3) The death blow in the meltdown was the three-run bomb Hector Neris allowed to Nick Markakis, who owns Neris. The data clearly indicated the probability of the ill-fated outcome, but Kapler elected to ignore it in a high-leverage situation and was burned. On the day, Kapler irritated his center fielder, pissed off his staff ace who was robbed of a win, lost a baseball game, and demonstrated a lack of strategic consistency which I’m sure raised some eyebrows around the clubhouse.

But hey, it was just one out of 162. No reason to overreact.

4) Kapler gave a startling post-game interview in which he incorrectly doubled-down on his flawed line of thinking:

To be fair, one could argue that Kapler had to say that he would do it all over again. If he truly has conviction in his philosophy, then he isn’t going to backtrack after one unfavorable outcome. The issue here isn’t about analytics and data, it is that he managed the first game of the season like it was the only game, failing to identify that he needlessly taxed a bullpen that was likely to be heavily relied upon over the series’ final two games.

5) A young Phillies team showed some resiliency by bouncing back to earn its first win of the season on Friday night, but it came at a price. Starter Nick Pivetta lasted only four innings and Kapler needed seven innings from his already fatigued relievers to outlast the Braves. The Phillies set a Major League record by using 15 pitchers to complete 10.1 innings in the season’s first two games. Amazingly, this still wasn’t the most incomprehensible aspect of the weekend.

6) Desperately needing some length from their starting pitcher, the Phillies turned to Vince Velasquez in the series finale. The result was predictable. A starter who has shown a frustrating inability to pitch efficiently and effectively deep into games over the past two seasons continued to show that inability after failing to finish the third inning against the Braves.

It was at this point when things devolved into a total circus act as Kapler had his worst moment in a weekend filled with bad ones. He signaled to the bullpen for Hoby Milner, but there was one small problem. Milner was not loose and was forced to enter the game without having thrown a single warmup pitch:

Umpire crew chief Jerry Layne mercifully allowed Milner to take a handful of warmup tosses on the field as a safety precaution before being unfairly thrust into action:

Needless to say, it’s utterly inexcusable that an umpire must protect a player’s health because his managaer was too incompetent to do so. Kapler dismissed the gaffe as a mere miscommunication.

The Phillies, of course, went on to lose 15-2 in a game that saw them use position player Pedro Florimon in mop up duty only three games into the season.
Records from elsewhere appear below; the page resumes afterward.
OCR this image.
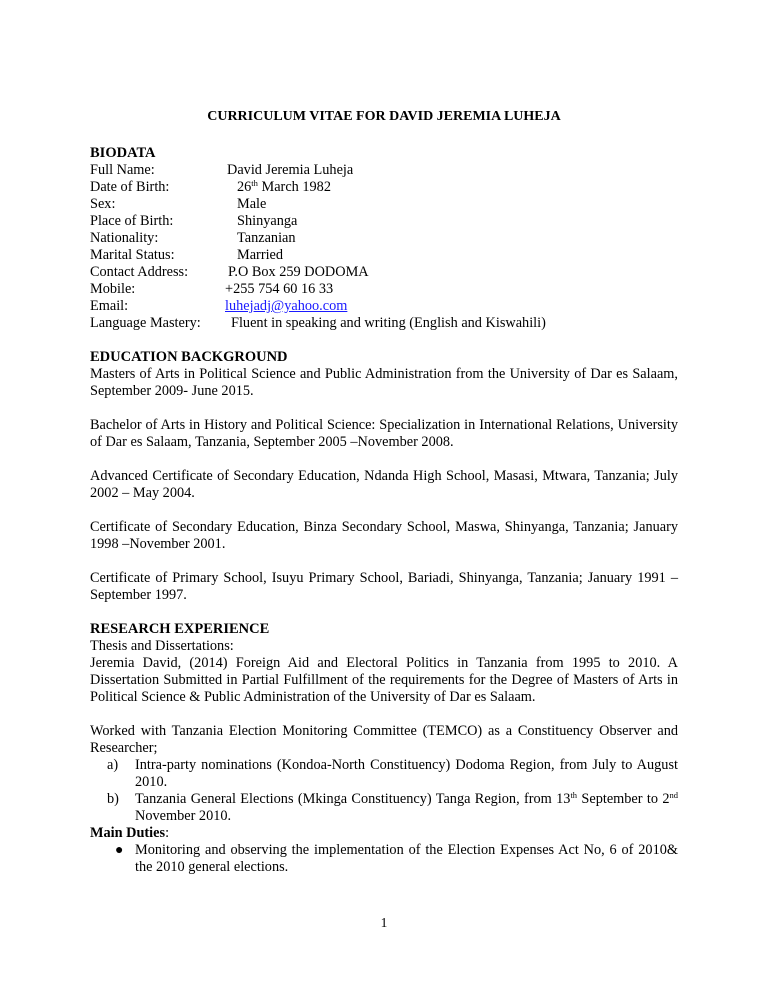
CURRICULUM VITAE FOR DAVID JEREMIA LUHEJA
BIODATA
Full Name:	David Jeremia Luheja
Date of Birth:	26th March 1982
Sex:	Male
Place of Birth:	Shinyanga
Nationality:	Tanzanian
Marital Status:	Married
Contact Address:	P.O Box 259 DODOMA
Mobile:	+255 754 60 16 33
Email:	luhejadj@yahoo.com
Language Mastery: Fluent in speaking and writing (English and Kiswahili)
EDUCATION BACKGROUND
Masters of Arts in Political Science and Public Administration from the University of Dar es Salaam, September 2009- June 2015.
Bachelor of Arts in History and Political Science: Specialization in International Relations, University of Dar es Salaam, Tanzania, September 2005 –November 2008.
Advanced Certificate of Secondary Education, Ndanda High School, Masasi, Mtwara, Tanzania; July 2002 – May 2004.
Certificate of Secondary Education, Binza Secondary School, Maswa, Shinyanga, Tanzania; January 1998 –November 2001.
Certificate of Primary School, Isuyu Primary School, Bariadi, Shinyanga, Tanzania; January 1991 – September 1997.
RESEARCH EXPERIENCE
Thesis and Dissertations:
Jeremia David, (2014) Foreign Aid and Electoral Politics in Tanzania from 1995 to 2010. A Dissertation Submitted in Partial Fulfillment of the requirements for the Degree of Masters of Arts in Political Science & Public Administration of the University of Dar es Salaam.
Worked with Tanzania Election Monitoring Committee (TEMCO) as a Constituency Observer and Researcher;
a) Intra-party nominations (Kondoa-North Constituency) Dodoma Region, from July to August 2010.
b) Tanzania General Elections (Mkinga Constituency) Tanga Region, from 13th September to 2nd November 2010.
Main Duties:
● Monitoring and observing the implementation of the Election Expenses Act No, 6 of 2010& the 2010 general elections.
1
7) Despite all of the above, Kapler assessed his team after its first three games and then told reporters-with a straight face-that it will make the postseason:

All of that in just three days. It’s a lot to digest and Kapler has already arrived at a critical point in only his first week on the job. He came into this role with a noted lack of managerial experience, but he seemed to effectively change the feeling around the team during his first spring training in charge. Those good feelings are now all but gone.

His strategical maneuvers were both questionable and misguided. His inability to execute a routine pitching change, which directly put at risk a key piece of his bullpen, was flat-out scary. Several of his decisions surely have caused his young team to at least privately question if he is fit for the position.

It’s absolutely unfair to suggest so soon that Kapler will be a bust, or to definitively conclude that this first series is a sign of what’s to come, but this weekend mattered and Kapler fucked it up. Badly. It would be just as irresponsible to simply dismiss what went down as early growing pains. I’m not going to bury the guy at this point, but put me in the camp with those who are a mix of skeptical and concerned.

This has most definitely been a suboptimal start.